En este contexto, acorde con lo previsto en el artículo 140-2 del C.P.C., el proceso es nulo en todo o en parte cuando el juez carece de competencia. [3: Por medio del cual se reglamenta el Decreto 2591 de 1991 –reglamentario, a su vez, del art. 86 de la Constitución Política-. ] De acuerdo con lo consagrado en el artículo 3º de la Ley 387 de 1997, es responsabilidad del Estado colombiano formular las políticas y adoptar las medidas para la atención, protección y estabilización económica de la población desplazada por la violencia. En desarrollo de este mandato, la mencionada normativa creó el Sistema Nacional de Atención a la Población Desplazada, por medio del cual se coordina la concesión de ayudas humanitarias de emergencia y otras prerrogativas a los desplazados.
Así las cosas, al tenor del artículo 6° del Decreto 2467 de 2005, a la Agencia Presidencial para la Acción Social y la Cooperación Internacional le correspondía, entre otras funciones, la de coordinar el Sistema de Atención Integral a la Población Desplazada por la Violencia y ejecutar acciones de acompañamiento al retorno, prevención, protección, atención humanitaria y reubicación a favor de la población desplazada y en riesgo de desplazamiento, de conformidad con las competencias asignadas por la Ley 387 de 1997 y sus decretos reglamentarios.
Esto, en razón a que, por virtud del artículo 170 de la Ley 1448 de 2011, a través de la cual se dictan medidas de atención, asistencia y reparación integral a las víctimas del conflicto armado interno, la Agencia Presidencial para la Acción Social y la Cooperación Internacional se transformó en un departamento administrativo que habrá de encargarse de fijar las políticas, planes generales programas y proyectos para la asistencia, atención y reparación a las víctimas del conflicto, la atención a grupos vulnerables y la reintegración social y económica.

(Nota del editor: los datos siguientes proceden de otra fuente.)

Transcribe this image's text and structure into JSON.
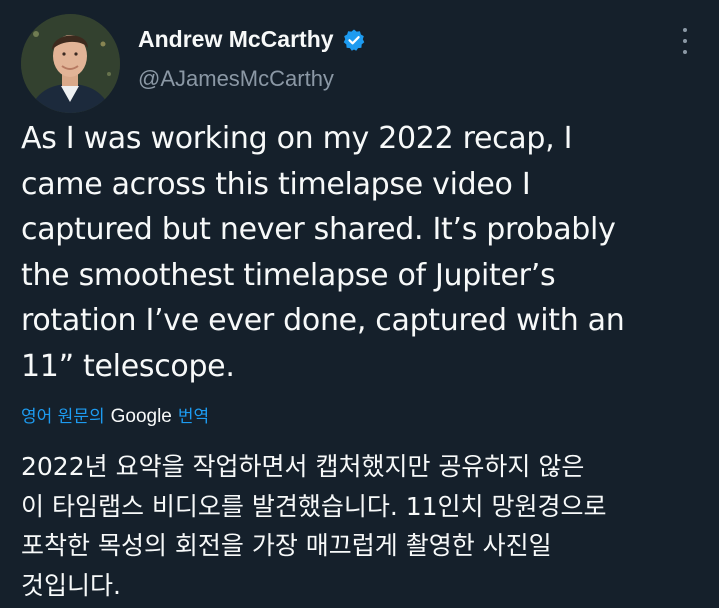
{
  "author": {
    "name": "Andrew McCarthy",
    "handle": "@AJamesMcCarthy",
    "verified": true,
    "avatar_icon": "profile-photo"
  },
  "tweet": {
    "text": "As I was working on my 2022 recap, I\ncame across this timelapse video I\ncaptured but never shared. It’s probably\nthe smoothest timelapse of Jupiter’s\nrotation I’ve ever done, captured with an\n11” telescope."
  },
  "translation": {
    "prefix": "영어 원문의",
    "provider": "Google",
    "suffix": "번역",
    "text": "2022년 요약을 작업하면서 캡처했지만 공유하지 않은\n이 타임랩스 비디오를 발견했습니다. 11인치 망원경으로\n포착한 목성의 회전을 가장 매끄럽게 촬영한 사진일\n것입니다."
  },
  "colors": {
    "background": "#15202b",
    "text": "#f7f9f9",
    "muted": "#8b98a5",
    "accent": "#1d9bf0"
  }
}
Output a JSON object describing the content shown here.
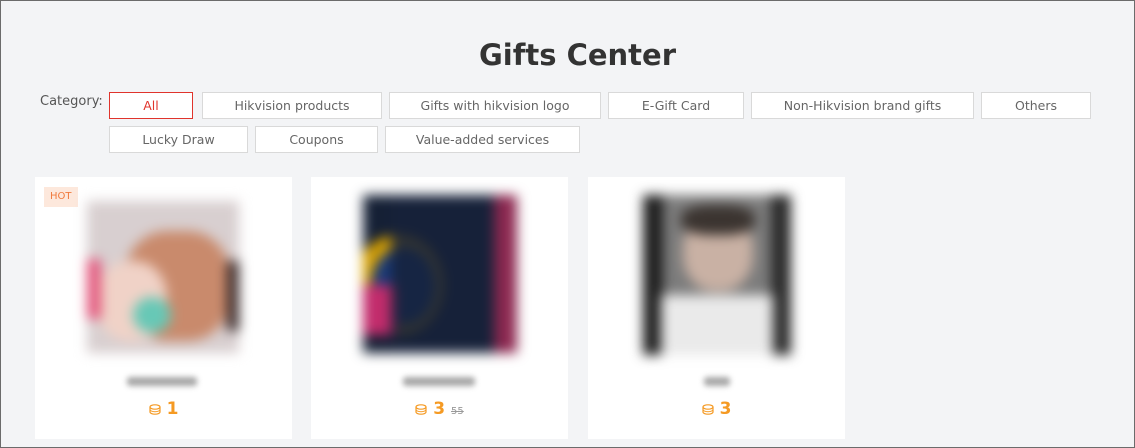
{
  "page": {
    "title": "Gifts Center"
  },
  "category": {
    "label": "Category:",
    "items": [
      "All",
      "Hikvision products",
      "Gifts with hikvision logo",
      "E-Gift Card",
      "Non-Hikvision brand gifts",
      "Others",
      "Lucky Draw",
      "Coupons",
      "Value-added services"
    ],
    "active": "All"
  },
  "colors": {
    "accent": "#e0342c",
    "points": "#f59a23",
    "hot_bg": "#fde8dc",
    "hot_text": "#f07b3f"
  },
  "products": [
    {
      "badge": "HOT",
      "points": "1",
      "original_points": "",
      "icon": "coin-icon"
    },
    {
      "badge": "",
      "points": "3",
      "original_points": "55",
      "icon": "coin-icon"
    },
    {
      "badge": "",
      "points": "3",
      "original_points": "",
      "icon": "coin-icon"
    }
  ]
}
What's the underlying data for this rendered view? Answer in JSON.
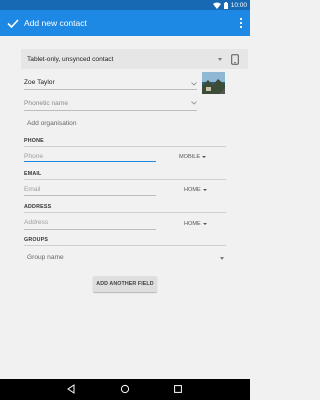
{
  "status": {
    "time": "10:00"
  },
  "appbar": {
    "title": "Add new contact"
  },
  "account": {
    "label": "Tablet-only, unsynced contact"
  },
  "name": {
    "value": "Zoe Taylor"
  },
  "phonetic": {
    "placeholder": "Phonetic name"
  },
  "organisation": {
    "label": "Add organisation"
  },
  "phone": {
    "section": "PHONE",
    "placeholder": "Phone",
    "type": "MOBILE"
  },
  "email": {
    "section": "EMAIL",
    "placeholder": "Email",
    "type": "HOME"
  },
  "address": {
    "section": "ADDRESS",
    "placeholder": "Address",
    "type": "HOME"
  },
  "groups": {
    "section": "GROUPS",
    "value": "Group name"
  },
  "add_field": {
    "label": "ADD ANOTHER FIELD"
  },
  "colors": {
    "statusbar": "#1769b4",
    "appbar": "#1e88e5",
    "background": "#f1f1f1",
    "accent": "#1e88e5"
  }
}
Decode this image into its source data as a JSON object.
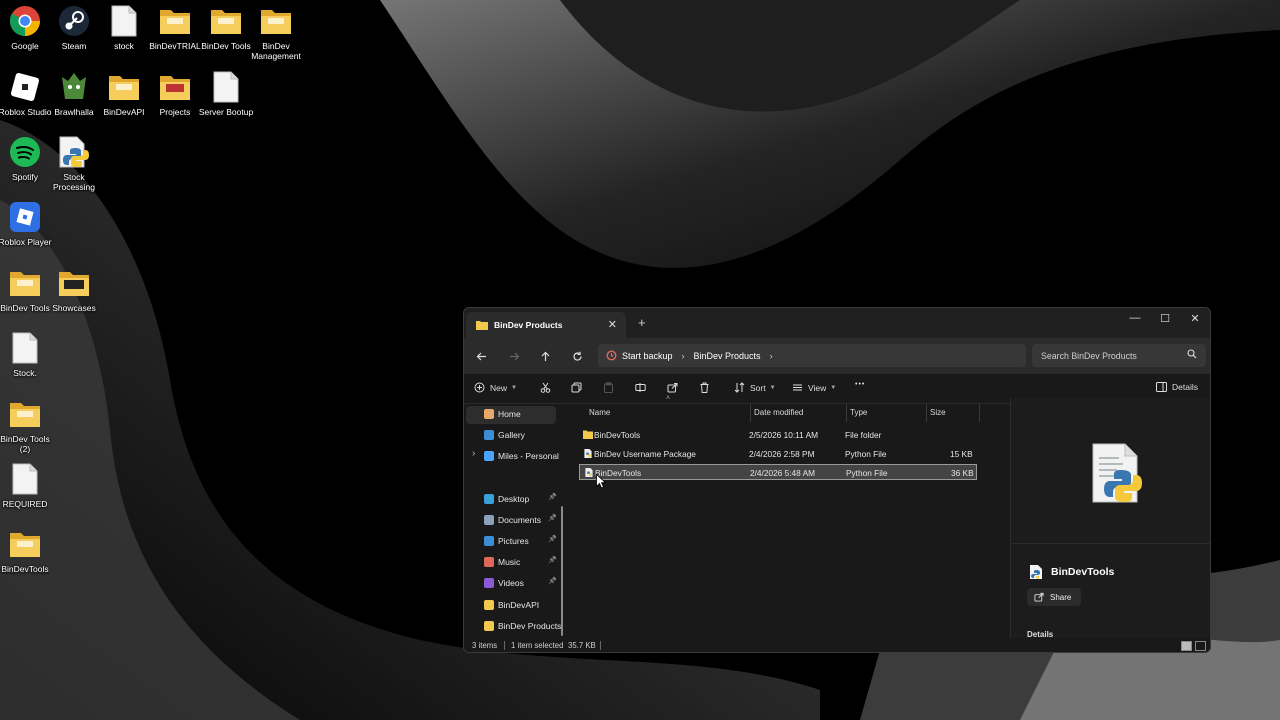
{
  "desktop": {
    "icons": [
      {
        "label": "Google",
        "type": "chrome"
      },
      {
        "label": "Steam",
        "type": "steam"
      },
      {
        "label": "stock",
        "type": "file"
      },
      {
        "label": "BinDevTRIAL",
        "type": "folder"
      },
      {
        "label": "BinDev Tools",
        "type": "folder"
      },
      {
        "label": "BinDev Management",
        "type": "folder"
      },
      {
        "label": "Roblox Studio",
        "type": "roblox-studio"
      },
      {
        "label": "Brawlhalla",
        "type": "brawlhalla"
      },
      {
        "label": "BinDevAPI",
        "type": "folder"
      },
      {
        "label": "Projects",
        "type": "folder-red"
      },
      {
        "label": "Server Bootup",
        "type": "file"
      },
      {
        "label": "Spotify",
        "type": "spotify"
      },
      {
        "label": "Stock Processing",
        "type": "python"
      },
      {
        "label": "Roblox Player",
        "type": "roblox-player"
      },
      {
        "label": "BinDev Tools",
        "type": "folder"
      },
      {
        "label": "Showcases",
        "type": "folder-dark"
      },
      {
        "label": "Stock.",
        "type": "file"
      },
      {
        "label": "BinDev Tools (2)",
        "type": "folder"
      },
      {
        "label": "REQUIRED",
        "type": "file"
      },
      {
        "label": "BinDevTools",
        "type": "folder"
      }
    ]
  },
  "explorer": {
    "tab_title": "BinDev Products",
    "tab_close": "✕",
    "new_tab": "+",
    "window_controls": {
      "minimize": "—",
      "maximize": "☐",
      "close": "✕"
    },
    "address": {
      "crumbs": [
        "Start backup",
        "BinDev Products"
      ],
      "separator": "›"
    },
    "search_placeholder": "Search BinDev Products",
    "toolbar": {
      "new_label": "New",
      "sort_label": "Sort",
      "view_label": "View",
      "more_label": "•••",
      "details_label": "Details"
    },
    "sidebar": {
      "items": [
        {
          "label": "Home",
          "icon": "home-icon",
          "color": "#e8a86b"
        },
        {
          "label": "Gallery",
          "icon": "gallery-icon",
          "color": "#3b8fd9"
        },
        {
          "label": "Miles - Personal",
          "icon": "onedrive-icon",
          "color": "#4aa3ff"
        },
        {
          "label": "Desktop",
          "icon": "desktop-icon",
          "color": "#3aa0d8"
        },
        {
          "label": "Documents",
          "icon": "documents-icon",
          "color": "#8aa1b8"
        },
        {
          "label": "Pictures",
          "icon": "pictures-icon",
          "color": "#3b8fd9"
        },
        {
          "label": "Music",
          "icon": "music-icon",
          "color": "#e0685a"
        },
        {
          "label": "Videos",
          "icon": "videos-icon",
          "color": "#8c5ad6"
        },
        {
          "label": "BinDevAPI",
          "icon": "folder-icon",
          "color": "#f2c94c"
        },
        {
          "label": "BinDev Products",
          "icon": "folder-icon",
          "color": "#f2c94c"
        }
      ]
    },
    "columns": {
      "name": "Name",
      "date": "Date modified",
      "type": "Type",
      "size": "Size"
    },
    "files": [
      {
        "name": "BinDevTools",
        "date": "2/5/2026 10:11 AM",
        "type": "File folder",
        "size": "",
        "icon": "folder-icon"
      },
      {
        "name": "BinDev Username Package",
        "date": "2/4/2026 2:58 PM",
        "type": "Python File",
        "size": "15 KB",
        "icon": "python-file-icon"
      },
      {
        "name": "BinDevTools",
        "date": "2/4/2026 5:48 AM",
        "type": "Python File",
        "size": "36 KB",
        "icon": "python-file-icon"
      }
    ],
    "details_pane": {
      "file_name": "BinDevTools",
      "share_label": "Share",
      "section_header": "Details"
    },
    "status": {
      "items_count": "3 items",
      "selected": "1 item selected",
      "size": "35.7 KB"
    }
  }
}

Por otra parte, el artículo 168-16 ídem le asignó a la Unidad de Atención y Reparación Integral la función de “ entregar la asistencia humanitaria a las víctimas de que trata el artículo 47 de la presente ley, al igual que la ayuda humanitaria de emergencia de que trata el artículo 64, la cual podrá ser entregada directamente o a través de las entidades territoriales ”.

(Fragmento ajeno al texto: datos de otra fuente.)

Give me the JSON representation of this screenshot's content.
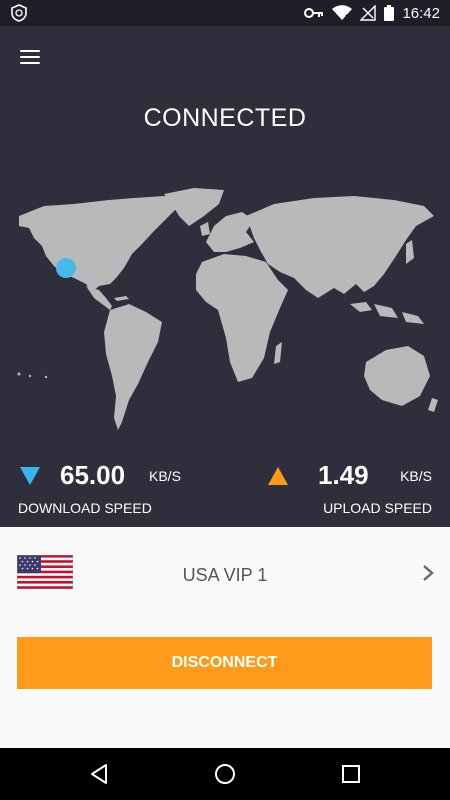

Dicha entidad, según el artículo 166 ídem, es una Unidad Administrativa Especial con personería jurídica y autonomía patrimonial, adscrita, acorde con el artículo 1° del Decreto 4157 de 2011, al Departamento Administrativo de la Prosperidad Social. De otro lado, según lo normado por el artículo 35 del Decreto 4155 de 2011, parágrafo 1°, a partir del 1° de enero de 2012, cada una de las nuevas entidades del Sector Administrativo de Inclusión Social y Reconciliación, creadas o escindidas, asumirá la representación judicial de todas las acciones constitucionales, procesos judiciales, contencioso administrativos, ordinarios y administrativos que le sean notificados, relacionados con los temas de su competencia. Desde esa perspectiva, salta a la vista que al encontrase únicamente vinculada la Unidad Administrativa Especial de Atención y Reparación Integral a las Víctimas, frente a los hechos de la presente solicitud de amparo, la Sala Penal del Tribunal Superior del Distrito Judicial de Pereira no era la competente para asumir su conocimiento, pues la accionada, a la luz de lo normado por el artículo 38, num. 2°, lit. c) de la Ley 489 de 1998, pertenece al sector descentralizado por servicios y según el artículo 1° del Decreto 1382 de 2000, a los jueces de circuito o con categoría de tales, le serán repartidas para su trámite, en primera instancia, las acciones de tutela que se interpongan contra cualquier organismo o entidad de esa connotación administrativa.
Aserto que acompasa el criterio diseñado por esta Corporación, en sede de colisión de competencia, al precisar que: 2. En este asunto estima la Sala que lo procedente es remitir las diligencias al Juzgado 1º Penal del Circuito Especializado de Medellín, para que asuma el conocimiento y tramite de la acción de tutela. Lo anterior porque, si bien el Departamento Administrativo para la Prosperidad Social, asumió temporalmente hasta el 31 de diciembre de 2011 los asuntos judiciales en que sea parte Acción Social y la Cooperación Internacional, lo cierto es a partir del 1° de enero de 2012, y por expresa disposición del artículo 41 transitorio del Decreto 4155 de 2011 serán asumidas por la Unidad Administrativa Especial para la Atención y Reparación a las Víctimas[footnoteRef:4]. [4: Dependencia creada en el artículo 166 de la Ley 1448 de 2011.] Ahora, el artículo 1° del Decreto 4802 del 20 de diciembre de 2011[footnoteRef:5], señaló que la Unidad Administrativa en mención contará con personería jurídica, autonomía administrativa y patrimonial, y a su vez, el inciso c), numeral 2°, artículo 38 de la Ley 489 de 1998[footnoteRef:6], consagra que las unidades administrativas especiales con personería jurídica, hacen parte del sector descentralizado por servicios.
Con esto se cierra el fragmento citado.